A CNN report on the Department of Defense’s aggressive plan for distributing COVID-19 vaccines included a photo of a little-known aspect: the vaccination card.
According to the report, vaccination cards are intended to be the “simplest” way to keep track of COVID-19 shots for a vaccine that requires multiple doses.
“For most COVID-19 vaccine products, two doses of vaccine, separated by 21 or 28 days, will be needed,” according to the Centers for Disease Control and Prevention. “Second-dose reminders for vaccine recipients will be critical to ensure compliance with vaccine dosing intervals and achieve optimal vaccine effectiveness.”
Every dose administered will be reported to the CDC, said Claire Hannan, executive director of the Association of Immunization Managers. And vaccination clinics will also keep a record of who got what dose, so that way you’re not getting the second dose of a vaccine before you got the first.
Not to mention that every shot will be tracked by state and local health departments, too.
In Virginia, for example, state officials said people who get the vaccine will be put into a registry. “It’s just a reminder they need to come back for a second dose. It’s going to help us know what shot you got and which one you need,” said Dr. Ryan Light with the Tidewater Physicians Multispecialty Group.
In Kentucky, Public Health Commissioner Dr. Steven Stack explained to state residents that receiving the vaccine would put them on the National Immuno Registry. “The federal government is going to provide vaccination cards that we will provide for people when they get a vaccine,” Stack said. “I don’t want to minimize this. This, and other parts of this, are just parts of what makes this a complex undertaking.”
Reminding people they need to come back for a second shot is innocuous. But will governments really limit this data’s use to a calendar entry? And what about private businesses? Or will they use it to sort non-card-carrying citizens as part of a public health strategy?
It’s not a new idea. In March, New York Gov. Andrew Cuomo (D) proposed a reopening strategy for his state that included antibody testing results. “Younger people can go back to work… people who can get this antibody test — show they have had the virus and resolved — can go back to work,” Cuomo said.
A few weeks later, America’s COVID czar Dr. Anthony Fauci said he was open to the idea as well: “It’s one of those things that we talk about when we want to make sure that we know who the vulnerable people are and not,” he said.
Supporters of this approach argue it’s an efficient way to balance public health concerns with reopening the economy — for some. “Just as the work of licensed truckers benefits those unable to drive, the increased safety and economic activity enabled by immunity licenses would benefit the unlicensed,” wrote Ezekiel Emmanuel, one of the health experts behind Obamacare.
Opponents fear it could lead to what Noah Rothman of Commentary Magazine calls an “Immunity Caste” system. “Establishing infection as the criterion to reengage in economic activity would create some rather perverse incentives for individuals to become infected,” Rothman notes.
In many states, restaurants are already required to collect the names and contact information of their dine-in customers and make it available to health departments as part of contact tracing efforts. Why not demand to see their vaccination papers as well? If private businesses know potential employees or customers have vaccination cards in their wallets, will it be “No Shirt, No Shoes, No Shots — No Service?”

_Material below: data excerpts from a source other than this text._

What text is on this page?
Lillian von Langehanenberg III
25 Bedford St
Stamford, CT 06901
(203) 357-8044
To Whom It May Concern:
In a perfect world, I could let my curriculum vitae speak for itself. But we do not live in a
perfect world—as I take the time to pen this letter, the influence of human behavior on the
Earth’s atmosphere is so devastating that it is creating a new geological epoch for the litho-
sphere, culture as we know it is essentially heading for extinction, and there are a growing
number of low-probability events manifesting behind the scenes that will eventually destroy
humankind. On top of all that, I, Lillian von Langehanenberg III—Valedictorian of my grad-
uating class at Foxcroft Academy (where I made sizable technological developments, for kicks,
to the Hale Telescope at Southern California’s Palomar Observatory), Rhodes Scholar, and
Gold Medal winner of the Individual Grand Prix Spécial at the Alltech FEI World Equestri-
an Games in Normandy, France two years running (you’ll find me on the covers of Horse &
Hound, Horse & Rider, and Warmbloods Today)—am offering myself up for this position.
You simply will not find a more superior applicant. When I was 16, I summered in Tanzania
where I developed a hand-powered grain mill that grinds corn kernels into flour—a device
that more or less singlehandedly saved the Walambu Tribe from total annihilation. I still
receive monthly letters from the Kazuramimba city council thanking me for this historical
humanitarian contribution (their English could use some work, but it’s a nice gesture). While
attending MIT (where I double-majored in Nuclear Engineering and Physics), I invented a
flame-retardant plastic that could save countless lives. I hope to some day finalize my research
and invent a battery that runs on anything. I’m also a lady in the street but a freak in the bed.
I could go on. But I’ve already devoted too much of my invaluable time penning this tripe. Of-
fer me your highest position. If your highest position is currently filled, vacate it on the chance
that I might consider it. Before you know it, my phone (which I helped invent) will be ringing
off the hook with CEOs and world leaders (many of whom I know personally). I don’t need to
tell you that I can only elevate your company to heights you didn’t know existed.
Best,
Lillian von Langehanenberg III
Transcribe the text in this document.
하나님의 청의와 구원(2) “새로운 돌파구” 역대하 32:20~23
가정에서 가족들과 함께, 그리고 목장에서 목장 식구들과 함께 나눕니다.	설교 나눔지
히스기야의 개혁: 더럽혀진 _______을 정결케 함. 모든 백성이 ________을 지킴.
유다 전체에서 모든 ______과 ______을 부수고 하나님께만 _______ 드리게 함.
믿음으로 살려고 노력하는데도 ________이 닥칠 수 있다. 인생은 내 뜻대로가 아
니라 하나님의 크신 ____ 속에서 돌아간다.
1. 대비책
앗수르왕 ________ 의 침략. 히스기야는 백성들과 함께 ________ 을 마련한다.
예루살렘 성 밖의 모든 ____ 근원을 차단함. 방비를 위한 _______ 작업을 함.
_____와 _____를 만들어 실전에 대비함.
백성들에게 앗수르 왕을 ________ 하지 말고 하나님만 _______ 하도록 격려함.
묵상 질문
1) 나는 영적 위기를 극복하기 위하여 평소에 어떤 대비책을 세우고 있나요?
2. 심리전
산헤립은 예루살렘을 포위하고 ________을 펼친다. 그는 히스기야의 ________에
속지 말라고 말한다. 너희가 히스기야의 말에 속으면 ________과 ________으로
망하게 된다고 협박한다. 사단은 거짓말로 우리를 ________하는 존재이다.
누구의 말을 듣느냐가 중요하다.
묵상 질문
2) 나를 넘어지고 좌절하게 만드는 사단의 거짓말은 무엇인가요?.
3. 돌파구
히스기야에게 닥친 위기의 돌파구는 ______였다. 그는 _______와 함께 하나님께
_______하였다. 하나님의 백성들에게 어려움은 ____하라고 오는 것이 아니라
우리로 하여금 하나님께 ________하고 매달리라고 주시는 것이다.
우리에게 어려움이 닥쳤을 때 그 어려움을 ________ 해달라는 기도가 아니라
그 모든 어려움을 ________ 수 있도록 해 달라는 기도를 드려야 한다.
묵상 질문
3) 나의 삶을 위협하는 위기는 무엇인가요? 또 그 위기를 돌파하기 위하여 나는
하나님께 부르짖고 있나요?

In May, electronic health records company EPIC said it was looking into developing a phone app that will say “whether you are tested and you’re clear, whether you are currently not safe, whether you have COVID right now.” According to CEO Judy Faulkner, the app would show red for someone who has COVID-19, green for someone who’s clear and yellow if the status is unknown.
“There needs to be legislation barring private interests from using this [vaccination cards] to de facto stratify society,” says Rothman. “And it needs to be done now.”